I don’t know how much more space an index of the data would take up, but I think it really depends on how complicated it is. If the index is super basic, like “give me a keyword and I’ll give you a list of docs that it appears in”, then I think the index should be smaller than the text collection. You use embeddings and stuff, so I don’t know how big it would be.
Marginalia search has about 1 billion pages, and when someone asked how big the index is on disk, he said this: “16 TB for the unprocessed crawl data (compressed). 7.7 TB for the files that actually constitute the index (positions data, reverse index)” I’m guessing that the “unprocessed crawl data” is raw html, and that’s why it’s significantly larger than my Blekko-era Common Crawl extracted text based estimate.
So with an uncompressed pile of extracted text and a Marginalia style index, one billion pages would be about 13 TB on disk.

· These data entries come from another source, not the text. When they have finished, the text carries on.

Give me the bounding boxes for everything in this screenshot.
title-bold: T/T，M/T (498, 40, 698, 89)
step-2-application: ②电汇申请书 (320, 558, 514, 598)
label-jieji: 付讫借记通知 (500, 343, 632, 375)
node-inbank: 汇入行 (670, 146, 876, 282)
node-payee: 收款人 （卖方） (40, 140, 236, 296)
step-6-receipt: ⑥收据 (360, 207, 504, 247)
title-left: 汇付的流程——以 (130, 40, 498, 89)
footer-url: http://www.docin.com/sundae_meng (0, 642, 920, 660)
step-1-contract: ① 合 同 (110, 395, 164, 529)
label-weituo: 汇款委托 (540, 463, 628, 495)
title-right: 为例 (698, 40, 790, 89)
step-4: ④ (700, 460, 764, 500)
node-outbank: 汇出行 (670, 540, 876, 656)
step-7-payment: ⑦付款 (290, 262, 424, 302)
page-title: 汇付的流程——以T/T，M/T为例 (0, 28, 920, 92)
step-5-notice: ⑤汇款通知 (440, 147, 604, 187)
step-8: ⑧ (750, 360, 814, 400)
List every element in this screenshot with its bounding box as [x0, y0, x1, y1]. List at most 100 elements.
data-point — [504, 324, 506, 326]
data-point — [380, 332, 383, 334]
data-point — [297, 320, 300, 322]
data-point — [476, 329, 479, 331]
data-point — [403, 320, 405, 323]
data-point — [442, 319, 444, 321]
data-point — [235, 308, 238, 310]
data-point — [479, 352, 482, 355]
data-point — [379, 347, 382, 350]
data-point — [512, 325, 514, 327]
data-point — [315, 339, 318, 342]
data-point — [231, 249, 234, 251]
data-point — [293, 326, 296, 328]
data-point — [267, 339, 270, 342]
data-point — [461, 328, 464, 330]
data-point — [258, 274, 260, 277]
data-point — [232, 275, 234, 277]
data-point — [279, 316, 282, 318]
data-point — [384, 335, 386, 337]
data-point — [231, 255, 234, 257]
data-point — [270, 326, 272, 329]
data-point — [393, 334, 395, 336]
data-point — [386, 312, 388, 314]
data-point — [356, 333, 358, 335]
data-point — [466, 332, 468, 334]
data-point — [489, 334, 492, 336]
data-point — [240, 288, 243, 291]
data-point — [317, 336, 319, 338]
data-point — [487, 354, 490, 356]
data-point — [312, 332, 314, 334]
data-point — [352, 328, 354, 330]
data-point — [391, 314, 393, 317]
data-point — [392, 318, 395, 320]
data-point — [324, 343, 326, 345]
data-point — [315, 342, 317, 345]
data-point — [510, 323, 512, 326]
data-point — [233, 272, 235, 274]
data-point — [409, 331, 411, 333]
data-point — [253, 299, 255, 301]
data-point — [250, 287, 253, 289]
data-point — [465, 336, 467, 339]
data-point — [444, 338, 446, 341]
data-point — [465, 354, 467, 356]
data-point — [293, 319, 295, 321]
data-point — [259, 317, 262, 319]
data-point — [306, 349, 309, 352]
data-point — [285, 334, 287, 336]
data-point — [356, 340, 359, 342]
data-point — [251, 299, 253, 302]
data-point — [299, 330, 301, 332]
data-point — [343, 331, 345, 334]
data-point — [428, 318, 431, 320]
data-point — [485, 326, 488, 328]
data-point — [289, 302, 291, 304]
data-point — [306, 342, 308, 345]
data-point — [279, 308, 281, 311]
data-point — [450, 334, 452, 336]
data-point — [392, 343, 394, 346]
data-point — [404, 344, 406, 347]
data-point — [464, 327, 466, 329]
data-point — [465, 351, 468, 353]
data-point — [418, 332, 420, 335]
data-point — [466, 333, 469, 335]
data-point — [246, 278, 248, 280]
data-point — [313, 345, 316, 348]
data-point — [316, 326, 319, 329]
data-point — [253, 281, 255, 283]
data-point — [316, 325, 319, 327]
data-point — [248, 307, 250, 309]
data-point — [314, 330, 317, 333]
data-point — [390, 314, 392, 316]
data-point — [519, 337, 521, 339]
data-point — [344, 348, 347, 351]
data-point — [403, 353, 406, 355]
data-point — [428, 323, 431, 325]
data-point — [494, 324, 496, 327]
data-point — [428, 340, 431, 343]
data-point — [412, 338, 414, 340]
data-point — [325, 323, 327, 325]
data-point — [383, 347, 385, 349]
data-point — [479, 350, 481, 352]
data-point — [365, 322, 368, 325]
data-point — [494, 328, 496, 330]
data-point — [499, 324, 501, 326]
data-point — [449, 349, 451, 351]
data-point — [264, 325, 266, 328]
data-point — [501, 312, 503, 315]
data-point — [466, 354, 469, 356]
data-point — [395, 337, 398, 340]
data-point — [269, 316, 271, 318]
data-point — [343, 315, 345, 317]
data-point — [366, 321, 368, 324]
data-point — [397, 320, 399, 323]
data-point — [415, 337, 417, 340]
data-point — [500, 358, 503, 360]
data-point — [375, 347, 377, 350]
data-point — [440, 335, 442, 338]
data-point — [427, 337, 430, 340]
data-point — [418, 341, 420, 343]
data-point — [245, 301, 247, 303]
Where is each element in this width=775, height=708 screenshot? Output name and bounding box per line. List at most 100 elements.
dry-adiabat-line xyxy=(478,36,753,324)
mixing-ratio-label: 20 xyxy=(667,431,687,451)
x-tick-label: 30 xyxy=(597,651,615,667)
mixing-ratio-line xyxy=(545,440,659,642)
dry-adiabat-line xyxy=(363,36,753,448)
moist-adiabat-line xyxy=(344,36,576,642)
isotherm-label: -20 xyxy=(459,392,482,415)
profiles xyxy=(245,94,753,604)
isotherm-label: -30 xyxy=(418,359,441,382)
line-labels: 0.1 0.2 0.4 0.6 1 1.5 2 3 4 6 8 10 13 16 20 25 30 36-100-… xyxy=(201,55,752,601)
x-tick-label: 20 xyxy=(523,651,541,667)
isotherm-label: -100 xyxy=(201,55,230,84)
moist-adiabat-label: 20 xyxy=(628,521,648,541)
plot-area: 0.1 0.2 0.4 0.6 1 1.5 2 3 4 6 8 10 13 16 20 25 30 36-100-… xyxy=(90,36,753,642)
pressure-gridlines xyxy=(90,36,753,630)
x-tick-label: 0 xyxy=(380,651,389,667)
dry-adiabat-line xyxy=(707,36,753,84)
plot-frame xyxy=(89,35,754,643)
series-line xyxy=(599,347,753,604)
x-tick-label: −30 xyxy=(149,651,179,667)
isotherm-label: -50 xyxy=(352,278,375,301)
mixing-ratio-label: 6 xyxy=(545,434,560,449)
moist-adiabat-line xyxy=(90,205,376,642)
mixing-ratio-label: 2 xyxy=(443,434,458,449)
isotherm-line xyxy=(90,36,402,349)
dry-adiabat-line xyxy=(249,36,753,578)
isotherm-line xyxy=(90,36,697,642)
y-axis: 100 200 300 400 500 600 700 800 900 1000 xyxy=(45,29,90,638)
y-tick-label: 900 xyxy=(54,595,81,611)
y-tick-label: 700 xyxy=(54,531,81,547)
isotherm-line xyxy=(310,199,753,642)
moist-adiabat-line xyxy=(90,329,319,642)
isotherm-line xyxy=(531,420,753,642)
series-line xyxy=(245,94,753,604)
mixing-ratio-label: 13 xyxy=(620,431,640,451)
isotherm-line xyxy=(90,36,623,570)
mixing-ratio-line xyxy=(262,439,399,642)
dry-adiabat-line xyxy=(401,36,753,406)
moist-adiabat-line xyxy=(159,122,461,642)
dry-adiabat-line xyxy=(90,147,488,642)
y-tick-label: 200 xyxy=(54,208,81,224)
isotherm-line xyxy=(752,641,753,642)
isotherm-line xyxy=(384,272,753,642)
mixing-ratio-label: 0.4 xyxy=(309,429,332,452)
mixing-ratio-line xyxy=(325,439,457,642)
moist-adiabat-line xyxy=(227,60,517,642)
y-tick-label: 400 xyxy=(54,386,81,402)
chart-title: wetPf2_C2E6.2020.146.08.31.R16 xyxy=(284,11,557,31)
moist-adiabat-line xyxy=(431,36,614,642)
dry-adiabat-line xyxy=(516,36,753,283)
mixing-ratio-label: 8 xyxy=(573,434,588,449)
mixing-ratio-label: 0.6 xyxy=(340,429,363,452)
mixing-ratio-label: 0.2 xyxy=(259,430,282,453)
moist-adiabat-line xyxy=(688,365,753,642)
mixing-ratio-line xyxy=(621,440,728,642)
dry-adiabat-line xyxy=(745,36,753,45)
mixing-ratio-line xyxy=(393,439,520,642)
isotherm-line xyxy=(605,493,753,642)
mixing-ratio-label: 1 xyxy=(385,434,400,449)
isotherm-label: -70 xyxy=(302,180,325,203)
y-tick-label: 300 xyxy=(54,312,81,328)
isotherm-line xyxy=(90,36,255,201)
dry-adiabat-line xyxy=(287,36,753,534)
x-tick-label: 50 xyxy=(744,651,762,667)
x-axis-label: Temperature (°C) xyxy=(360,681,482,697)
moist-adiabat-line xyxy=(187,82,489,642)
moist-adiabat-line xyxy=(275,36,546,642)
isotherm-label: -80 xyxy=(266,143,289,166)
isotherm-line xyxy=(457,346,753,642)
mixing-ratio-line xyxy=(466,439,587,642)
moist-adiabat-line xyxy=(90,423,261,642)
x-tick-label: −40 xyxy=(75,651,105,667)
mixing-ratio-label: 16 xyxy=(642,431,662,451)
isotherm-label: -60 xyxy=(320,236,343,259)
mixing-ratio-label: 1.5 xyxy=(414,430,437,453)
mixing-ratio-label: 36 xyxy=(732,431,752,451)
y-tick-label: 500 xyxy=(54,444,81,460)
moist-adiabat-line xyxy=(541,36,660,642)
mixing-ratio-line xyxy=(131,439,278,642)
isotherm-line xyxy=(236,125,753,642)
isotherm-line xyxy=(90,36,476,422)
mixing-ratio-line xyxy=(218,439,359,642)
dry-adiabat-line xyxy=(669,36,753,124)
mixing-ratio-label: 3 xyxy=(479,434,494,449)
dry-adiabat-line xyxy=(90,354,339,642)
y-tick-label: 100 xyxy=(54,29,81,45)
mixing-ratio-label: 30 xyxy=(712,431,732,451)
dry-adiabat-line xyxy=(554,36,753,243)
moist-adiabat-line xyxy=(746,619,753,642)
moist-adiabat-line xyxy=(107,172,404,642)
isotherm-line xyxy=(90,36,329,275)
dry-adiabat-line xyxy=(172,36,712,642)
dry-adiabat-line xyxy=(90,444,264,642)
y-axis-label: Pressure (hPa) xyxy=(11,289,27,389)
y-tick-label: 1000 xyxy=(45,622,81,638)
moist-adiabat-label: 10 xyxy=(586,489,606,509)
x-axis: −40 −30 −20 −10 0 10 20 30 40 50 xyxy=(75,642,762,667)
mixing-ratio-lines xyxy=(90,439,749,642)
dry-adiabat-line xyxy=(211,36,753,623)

He says “positions data” though, so I think that means that the locations of keywords in documents is part of the index. Probably the original extracted text and the position data don’t both need to be there (and they’re probably about the same size), so you would just pick between having the original documents and needing to use compute to find the keyword positions for ranking, or having the keyword positions for ranking and needing to use compute to reconstruct the original documents (if needed). So if you pick one instead of having both, the whole thing probably just takes up about 7.7TB.
Oh also, downloading these files from the Common Crawl should go really fast. One file has about 73000 documents in it, and takes up around 141 MiB (in it’s compressed form, but that’s the form it’ll be downloaded in.)
These wouldn’t get you recent stuff of course, but they would make the index size way bigger, and so the quality would go up but it would be dated. It would be like resurrecting Blekko. For context, Greg Lindahl said that their largest index was 4 billion pages, but that their crawl frontier was much larger.
Here’s another idea: Download tons of old stuff from the Common Crawl / Blekko, but only keep and index the pages that are inaccessible today. This would make your search engine as competitive [edit: probably complementary is a better word] as possible, because it draws from resources that the other engines don’t have. I’m pretty sure the standard is to prune 404’s from search indexes, which seems very silly to me because cached page content can be served, or a link to the Wayback machine can be given. I suppose there are a couple partial exceptions, because Kagi, Brave, and either yep.com or Yandex will give some results from the wayback machine, but I imagine this is a very small part of what they have.